— Почему?
— Ох… трудно объяснить. Мне не хочется, чтобы она видела эту записку. Понимаешь, сначала я думал, что это Лада и подложила, но…
— Но для неё это странный способ, чтобы тебе что-то сказать, да?
— Да. Для любого — это странный способ. В деревне же все знают, что я…
— Зато чужаки не знают. Как думаешь?
— Не думал, пока ты не сказал. Точно ведь! Но, Костыль…
— Чего?
— Тогда это не только странно, но и страшно.

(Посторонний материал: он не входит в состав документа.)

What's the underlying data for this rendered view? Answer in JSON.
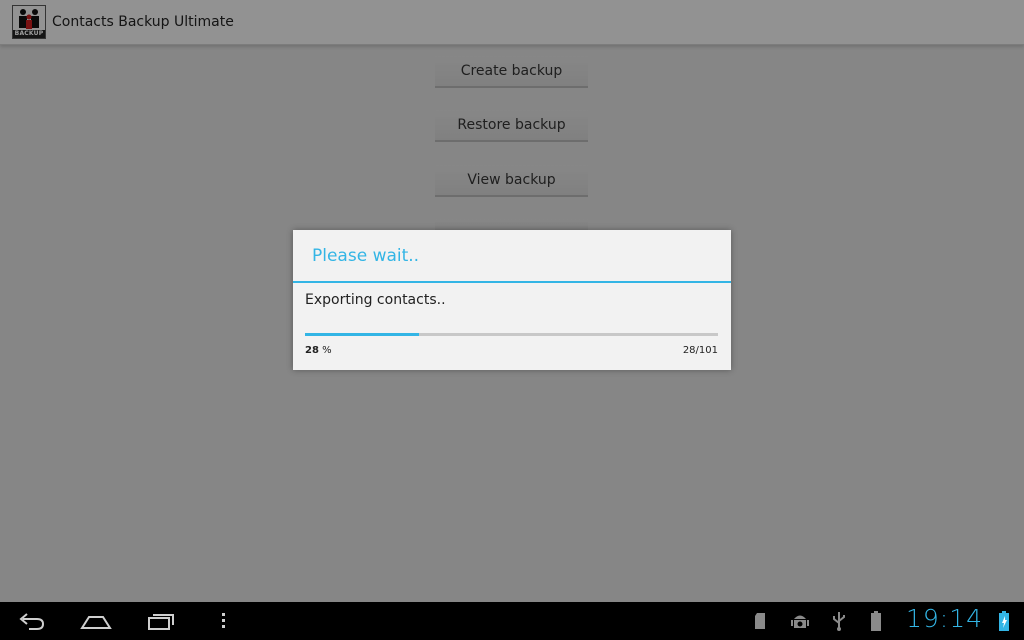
{
  "app": {
    "title": "Contacts Backup Ultimate",
    "icon_label": "BACKUP"
  },
  "buttons": {
    "create_backup": "Create backup",
    "restore_backup": "Restore backup",
    "view_backup": "View backup"
  },
  "dialog": {
    "title": "Please wait..",
    "message": "Exporting contacts..",
    "progress": {
      "current": 28,
      "total": 101,
      "percent_value": "28",
      "percent_unit": " %",
      "count_text": "28/101"
    }
  },
  "status_bar": {
    "time": "19:14",
    "icons": [
      "sd-card-icon",
      "android-debug-icon",
      "usb-icon",
      "battery-icon",
      "battery-charging-icon"
    ]
  },
  "nav": {
    "buttons": [
      "back-icon",
      "home-icon",
      "recent-apps-icon",
      "menu-icon"
    ]
  },
  "colors": {
    "accent": "#33b5e5",
    "background": "#d8d8d8",
    "action_bar": "#ececec",
    "nav_bar": "#000000"
  }
}
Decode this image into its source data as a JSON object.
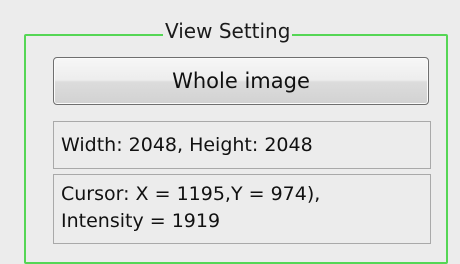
{
  "view_setting": {
    "title": "View Setting",
    "whole_image_button": "Whole image",
    "size_readout": "Width:  2048, Height: 2048",
    "cursor_line1": "Cursor: X = 1195,Y = 974),",
    "cursor_line2": "Intensity = 1919"
  },
  "colors": {
    "group_border": "#55d655",
    "background": "#ececec"
  }
}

— Брось. Такой здоровый парень, и испугался. Не верю!
— Здоровые парни тоже могут трусить. Особенно, когда они ещё дети, столкнулись с непонятным и не знают, что делать дальше.
— Серый. Тебе двенадцать.
— Белая так со мной разговаривает, будто мне восемь. И Лада иногда. Я уже сам в это почти поверил. И мне никто никогда раньше не подкидывал никаких подозрительных бумаг. Костыль, ну это же нелепо! Я — и вдруг какая-то записка. Как я её прочитаю, на нюх? Или съем?
— Если твой незнакомец действительно чужак, то он просто мог не знать, что ты у нас особенный. А Белая, кстати, вечная мать. Ей нужен ребенок, за которым она могла бы ухаживать. Грудью тебя кормит, признавайся?
— Нет! Она — старушка!
— Хах, да… Смешно было бы. Тогда, наверное, молоком с ложечки? Сначала привязав к стулу, чтобы не сбежал…
— В кружку наливает. Кошке — в миску. Папаше — на голову однажды, случайно, он тогда пьяный под лавкой заснул, а она и споткнулась, не заметив…
Костыль снова хохочет.
— Белая, точно. Спрошу у неё.
— А спроси. Только жди потом расспросов, что да откуда…
— Что-нибудь навру. И ещё, Костыль… бумага-то — редкость. Ты ведь знаешь, где её берут?